The visit was sponsored by Eco Flight, a 12-year-old Aspen-based nonprofit dedicated to educating about and advocating for the environment through flying.
Durango businessman Ed Zink, who was born and reared just south of Hermosa, and Jeff Widen, an associate director with the Wilderness Society in Colorado, described the community efforts leading to introduction of legislation in Washington to protect the Hermosa Creek drainage.
The 107,000-acre drainage, all in the San Juan National Forest, includes 68,000 acres designated as a Special Management Area, with 43,000 acres of that managed as road-free but open to mountain biking and other uses. There would be 38,000 acres of new wilderness.
John Whitney, a Durango-based aide to U.S. Sen. Michael Bennet, D-Colo., and Darlene Marcus, a Cortez-based aide to U.S. Rep. Scott Tipton, R-Cortez, explained the current standing of parallel bills introduced by their bosses to protect Hermosa Creek.
Approval of the twin bills is no slam-dunk, the four speakers said. Ideology and partisan politics in the nation’s capital stand in the way.
Wilderness designations are hard to come by, said Widen, who has worked in wilderness advocacy for 25 years. “Even with local support from all interested parties there is no guarantee the legislation will be approved.”
The Hermosa Creek drainage, easily accessible from Durango, became the site of sheep and cattle grazing and mining as soon as the region was settled in the late 1800s, Zink said.
A century later, hikers, skiers, hunters, anglers, motorized vehicle enthusiasts, water agencies and the U.S. Forest Service have discovered that they liked the area as well.
As exploitation of the drainage increased, users realized that adversarial positions would lead only to hardline stances, Zink said.
They decided to work together instead of at cross purposes, he said.
Efforts to protect Hermosa Creek, an important tributary to the Animas River, would require managing land uses over the entire watershed, they realized. Studies were done, then revisited over the years.
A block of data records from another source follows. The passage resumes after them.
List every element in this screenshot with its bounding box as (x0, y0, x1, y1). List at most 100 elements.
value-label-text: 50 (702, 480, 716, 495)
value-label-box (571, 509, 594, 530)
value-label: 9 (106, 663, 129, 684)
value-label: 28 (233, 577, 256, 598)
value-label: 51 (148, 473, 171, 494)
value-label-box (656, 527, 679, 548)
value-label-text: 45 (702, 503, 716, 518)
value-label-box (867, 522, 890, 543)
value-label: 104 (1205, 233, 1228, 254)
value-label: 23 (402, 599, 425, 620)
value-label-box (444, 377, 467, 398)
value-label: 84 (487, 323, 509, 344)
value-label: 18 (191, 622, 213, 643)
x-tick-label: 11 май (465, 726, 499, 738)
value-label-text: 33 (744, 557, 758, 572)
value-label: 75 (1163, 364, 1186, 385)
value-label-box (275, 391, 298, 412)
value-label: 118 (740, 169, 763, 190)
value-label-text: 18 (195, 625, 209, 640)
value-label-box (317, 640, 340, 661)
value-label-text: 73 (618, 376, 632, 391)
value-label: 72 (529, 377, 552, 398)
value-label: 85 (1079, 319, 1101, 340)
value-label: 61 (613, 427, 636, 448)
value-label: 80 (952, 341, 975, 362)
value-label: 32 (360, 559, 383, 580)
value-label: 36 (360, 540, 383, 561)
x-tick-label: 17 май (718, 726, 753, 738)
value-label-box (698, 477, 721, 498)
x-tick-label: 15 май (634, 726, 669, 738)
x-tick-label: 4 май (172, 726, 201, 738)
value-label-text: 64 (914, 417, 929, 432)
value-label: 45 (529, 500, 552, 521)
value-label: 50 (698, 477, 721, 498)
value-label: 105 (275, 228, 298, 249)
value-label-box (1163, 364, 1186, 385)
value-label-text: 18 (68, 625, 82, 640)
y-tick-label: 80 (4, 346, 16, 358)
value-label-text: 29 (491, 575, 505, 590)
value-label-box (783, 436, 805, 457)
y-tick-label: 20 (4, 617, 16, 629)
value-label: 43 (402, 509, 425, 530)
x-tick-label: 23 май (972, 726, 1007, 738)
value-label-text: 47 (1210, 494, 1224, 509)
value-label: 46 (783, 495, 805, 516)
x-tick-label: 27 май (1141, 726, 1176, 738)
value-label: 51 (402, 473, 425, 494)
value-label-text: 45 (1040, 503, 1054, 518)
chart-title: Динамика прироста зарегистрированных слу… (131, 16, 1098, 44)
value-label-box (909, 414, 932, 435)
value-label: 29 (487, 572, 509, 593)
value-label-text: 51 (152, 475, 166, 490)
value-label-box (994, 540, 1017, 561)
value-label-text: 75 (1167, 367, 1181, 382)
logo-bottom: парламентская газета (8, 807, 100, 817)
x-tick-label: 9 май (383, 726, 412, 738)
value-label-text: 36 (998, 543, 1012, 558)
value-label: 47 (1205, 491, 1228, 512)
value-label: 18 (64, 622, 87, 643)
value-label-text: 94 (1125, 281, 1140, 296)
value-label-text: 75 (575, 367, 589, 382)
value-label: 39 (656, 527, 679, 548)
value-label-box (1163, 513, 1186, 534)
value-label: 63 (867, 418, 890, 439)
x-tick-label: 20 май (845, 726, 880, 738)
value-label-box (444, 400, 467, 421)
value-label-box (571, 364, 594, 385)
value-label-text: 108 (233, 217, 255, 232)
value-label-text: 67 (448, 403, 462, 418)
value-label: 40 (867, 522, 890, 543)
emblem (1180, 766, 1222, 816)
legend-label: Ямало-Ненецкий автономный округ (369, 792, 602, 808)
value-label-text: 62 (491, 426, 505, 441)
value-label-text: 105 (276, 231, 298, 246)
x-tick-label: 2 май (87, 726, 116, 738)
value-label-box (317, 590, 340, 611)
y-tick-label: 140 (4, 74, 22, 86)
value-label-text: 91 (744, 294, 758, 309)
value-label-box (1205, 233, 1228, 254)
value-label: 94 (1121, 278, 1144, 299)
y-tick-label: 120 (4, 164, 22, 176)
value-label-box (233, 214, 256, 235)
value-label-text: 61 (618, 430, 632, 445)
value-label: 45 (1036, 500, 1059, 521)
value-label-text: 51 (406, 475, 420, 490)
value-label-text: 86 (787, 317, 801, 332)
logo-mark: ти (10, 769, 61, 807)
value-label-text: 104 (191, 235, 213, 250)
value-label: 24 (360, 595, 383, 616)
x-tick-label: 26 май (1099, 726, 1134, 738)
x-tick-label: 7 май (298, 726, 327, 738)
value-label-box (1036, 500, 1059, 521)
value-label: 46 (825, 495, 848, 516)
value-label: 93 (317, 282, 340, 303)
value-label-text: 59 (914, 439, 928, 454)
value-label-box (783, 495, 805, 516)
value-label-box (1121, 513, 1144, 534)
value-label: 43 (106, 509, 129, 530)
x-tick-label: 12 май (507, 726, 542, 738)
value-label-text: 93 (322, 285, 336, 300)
In recent times, mistrust of the political system brought the decision to get federal legislation to protect the watershed instead of counting on a bureaucracy.
The first attempt failed in the last Congress when a Bennet bill didn’t get out of committee. The current effort by Bennet and Sen. Mark Udall, D-Colo., and Tipton in the House awaits action.
“This is a stellar example of a cooperative effort,” Widen said. “No one got everything they wanted or even liked, but everyone can live with what was agreed on.”
Whitney said the job in Washington is to turn community consensus into legislation that can win approval.
“We took the final report from the Hermosa Creek committee – we call it the Bible – and will convert it to legislation,” Whitney said.
On Nov. 20, a Senate committee is scheduled to hear the bill.
The proposed Hermosa Creek Watershed Protection Act would create two areas – wilderness to the west and the special management area to the east. The latter would allow motorized recreation, selective timber cutting and mountain biking.
Whitney said it used to be easy to get single legislation approved if local Senate and House members were in agreement. But no longer, he said.